The BlackRock ETF filings resulted in a slew of similar filings, like Fidelity investments, Wisdomtree and few more joining the race for spot Bitcoin ETF. As was the case with the Gold ETF at the beginning of this century, an ETF approval could be a big deal for bitcoin, as it would open up the market to a wider pool of investors which could lead to more liquidity and price stability. However, rumors suggest that the SEC is hesitant about allowing a Bitcoin Spot ETF as the filings are still inadequate with the SEC’s guidelines.

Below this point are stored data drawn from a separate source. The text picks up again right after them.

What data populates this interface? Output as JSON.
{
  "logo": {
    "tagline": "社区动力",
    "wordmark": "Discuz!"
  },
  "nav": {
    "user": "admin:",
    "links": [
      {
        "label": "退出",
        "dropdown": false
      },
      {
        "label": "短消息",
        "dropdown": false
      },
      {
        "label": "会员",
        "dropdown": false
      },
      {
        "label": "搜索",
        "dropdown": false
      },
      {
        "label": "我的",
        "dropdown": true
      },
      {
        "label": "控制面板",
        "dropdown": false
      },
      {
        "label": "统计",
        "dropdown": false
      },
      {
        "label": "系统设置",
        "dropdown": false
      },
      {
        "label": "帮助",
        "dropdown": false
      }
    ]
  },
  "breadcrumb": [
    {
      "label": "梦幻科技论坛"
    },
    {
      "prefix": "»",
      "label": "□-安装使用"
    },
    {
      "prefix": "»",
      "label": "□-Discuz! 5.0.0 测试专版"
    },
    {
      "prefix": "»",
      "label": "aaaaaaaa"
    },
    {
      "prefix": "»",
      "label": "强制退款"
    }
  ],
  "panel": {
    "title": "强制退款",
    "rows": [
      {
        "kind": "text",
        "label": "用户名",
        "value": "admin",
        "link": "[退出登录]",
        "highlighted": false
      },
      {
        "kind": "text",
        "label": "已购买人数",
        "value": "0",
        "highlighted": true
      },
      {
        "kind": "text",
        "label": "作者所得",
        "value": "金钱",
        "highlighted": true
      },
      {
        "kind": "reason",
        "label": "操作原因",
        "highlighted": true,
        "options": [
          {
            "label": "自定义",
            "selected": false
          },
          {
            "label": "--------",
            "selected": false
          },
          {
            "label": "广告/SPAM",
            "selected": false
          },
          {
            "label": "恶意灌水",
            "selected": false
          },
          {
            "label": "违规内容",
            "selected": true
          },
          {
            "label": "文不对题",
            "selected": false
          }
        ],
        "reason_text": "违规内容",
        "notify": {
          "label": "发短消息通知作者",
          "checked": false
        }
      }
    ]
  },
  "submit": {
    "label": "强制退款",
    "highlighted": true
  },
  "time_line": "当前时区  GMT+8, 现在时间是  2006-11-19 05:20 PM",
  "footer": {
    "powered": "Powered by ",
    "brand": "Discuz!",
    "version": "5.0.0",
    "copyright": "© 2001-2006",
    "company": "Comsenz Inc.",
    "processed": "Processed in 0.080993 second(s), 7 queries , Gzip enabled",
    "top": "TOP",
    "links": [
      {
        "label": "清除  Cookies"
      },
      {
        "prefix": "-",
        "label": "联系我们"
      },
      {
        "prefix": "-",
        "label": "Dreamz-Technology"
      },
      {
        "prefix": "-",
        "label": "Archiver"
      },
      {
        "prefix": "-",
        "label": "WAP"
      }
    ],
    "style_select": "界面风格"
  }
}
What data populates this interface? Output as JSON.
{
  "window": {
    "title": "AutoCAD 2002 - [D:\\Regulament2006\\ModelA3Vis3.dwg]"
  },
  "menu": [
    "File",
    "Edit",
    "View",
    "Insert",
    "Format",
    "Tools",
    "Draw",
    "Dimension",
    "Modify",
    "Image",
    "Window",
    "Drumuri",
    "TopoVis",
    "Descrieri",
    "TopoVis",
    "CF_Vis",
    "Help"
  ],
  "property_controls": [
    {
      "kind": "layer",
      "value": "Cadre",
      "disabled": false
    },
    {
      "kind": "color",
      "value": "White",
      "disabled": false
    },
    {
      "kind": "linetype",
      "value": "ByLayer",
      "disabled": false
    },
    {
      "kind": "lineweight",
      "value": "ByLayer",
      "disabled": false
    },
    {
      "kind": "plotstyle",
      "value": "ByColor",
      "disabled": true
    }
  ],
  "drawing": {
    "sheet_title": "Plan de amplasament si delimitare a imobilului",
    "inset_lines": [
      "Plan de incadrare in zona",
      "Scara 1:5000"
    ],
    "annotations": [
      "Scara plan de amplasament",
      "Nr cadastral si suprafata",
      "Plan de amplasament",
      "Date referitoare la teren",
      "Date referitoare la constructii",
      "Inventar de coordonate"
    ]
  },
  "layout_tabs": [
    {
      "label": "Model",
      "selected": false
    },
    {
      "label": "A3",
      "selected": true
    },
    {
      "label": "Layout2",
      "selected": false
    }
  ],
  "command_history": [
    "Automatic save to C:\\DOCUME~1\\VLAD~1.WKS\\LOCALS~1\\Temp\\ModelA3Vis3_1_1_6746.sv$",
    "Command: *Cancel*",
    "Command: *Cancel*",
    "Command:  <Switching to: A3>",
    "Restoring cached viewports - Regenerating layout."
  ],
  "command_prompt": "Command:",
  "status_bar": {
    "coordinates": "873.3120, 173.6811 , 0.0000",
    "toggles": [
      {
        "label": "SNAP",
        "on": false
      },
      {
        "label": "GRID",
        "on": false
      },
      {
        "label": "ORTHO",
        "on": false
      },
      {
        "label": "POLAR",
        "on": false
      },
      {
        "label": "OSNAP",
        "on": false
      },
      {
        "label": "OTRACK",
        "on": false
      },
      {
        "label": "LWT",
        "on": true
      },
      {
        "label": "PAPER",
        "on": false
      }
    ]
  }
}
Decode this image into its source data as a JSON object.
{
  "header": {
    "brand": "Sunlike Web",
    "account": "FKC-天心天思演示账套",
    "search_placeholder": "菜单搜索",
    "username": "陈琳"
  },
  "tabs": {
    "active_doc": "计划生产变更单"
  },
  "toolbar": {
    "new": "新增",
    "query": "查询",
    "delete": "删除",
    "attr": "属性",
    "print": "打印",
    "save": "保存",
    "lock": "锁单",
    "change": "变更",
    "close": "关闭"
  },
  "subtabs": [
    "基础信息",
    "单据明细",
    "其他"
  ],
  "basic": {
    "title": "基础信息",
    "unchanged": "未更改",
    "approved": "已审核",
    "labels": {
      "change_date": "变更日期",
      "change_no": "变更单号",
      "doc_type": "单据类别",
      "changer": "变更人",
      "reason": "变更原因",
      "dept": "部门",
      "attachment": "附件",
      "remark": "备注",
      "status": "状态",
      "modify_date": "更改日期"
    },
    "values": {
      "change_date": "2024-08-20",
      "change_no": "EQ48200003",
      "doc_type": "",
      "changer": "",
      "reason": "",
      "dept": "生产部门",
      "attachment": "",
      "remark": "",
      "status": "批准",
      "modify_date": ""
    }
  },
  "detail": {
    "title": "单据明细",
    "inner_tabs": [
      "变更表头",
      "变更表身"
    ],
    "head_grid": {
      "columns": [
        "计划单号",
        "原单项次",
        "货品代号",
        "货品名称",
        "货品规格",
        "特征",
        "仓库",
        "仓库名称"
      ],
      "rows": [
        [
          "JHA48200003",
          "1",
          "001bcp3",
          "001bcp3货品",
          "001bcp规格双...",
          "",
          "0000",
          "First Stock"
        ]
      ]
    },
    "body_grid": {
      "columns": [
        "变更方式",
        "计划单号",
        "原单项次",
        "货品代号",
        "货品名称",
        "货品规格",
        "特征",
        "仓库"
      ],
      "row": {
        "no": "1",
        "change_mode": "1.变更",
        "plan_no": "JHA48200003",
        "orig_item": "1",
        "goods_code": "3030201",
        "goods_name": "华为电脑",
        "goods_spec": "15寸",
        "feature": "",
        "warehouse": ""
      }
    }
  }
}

Meanwhile, an institutional crypto exchange backed by Citadel, Fidelity, and Schwab called EDX Markets also went live this month. EDX Markets is a non-custodial U.S. crypto exchange that specifically caters to institutions, and as is the case for the ETF filings demonstrates continued interest in the cryptocurrency industry by Wall Street giants.
Continuing this month with some positive regulatory updates. The ECB is set to explore the use of distributed ledger technology (DLT) for financial market settlements, marking a significant step in recognizing the potential of crypto. This is further strengthened by the IMF’s recent advice against crypto asset bans, instead advocating for increased transparency and regulation.
Simultaneously, the ECB plans to develop a "digital euro," following the IMF's emphasis on addressing unmet digital payment needs. Moreover, the European Commission is crafting laws to regulate a retail central bank digital currency, a move reinforcing responsible innovation. These developments signal an increasingly open and progressive regulatory stance towards cryptocurrencies in Europe.
Also this month saw MakerDAO acquiring an additional $700 million in U.S. Treasury bonds, increasing its DAI stablecoin reserve to $1.2 billion. This move is part of MakerDAO's "Endgame Plan" strategy to diversify the assets backing its $4.5 billion dollar-pegged stablecoin by incorporating traditional financial assets like government bonds. The acquisition comes as part of a March-approved proposal to boost the upper limit of a real-world asset vault to $1.25 billion.
MakerDAO also increased the Dai Savings Rate (DSR) from 1% to 3.33%, marking it one of the highest earnings rates for a stablecoins in the DeFi sector.
Lastly, we want to congratulate our portfolio company Gensyn on their successful $43 million Series A funding round which was led by a16z. Gensyn connects buyers and sellers of compute power through a blockchain-based marketplace protocol, with a particular focus on brokering this compute power for machine learning purposes. As they embark on this new chapter, we offer our support and enthusiasm for their work.
We are confident that this funding will enable Gensyn to further their vision of creating an open infrastructure that facilitates the development of AI by a broader range of contributors, which is crucial to mitigating bias and promoting diverse perspectives in the AI sector.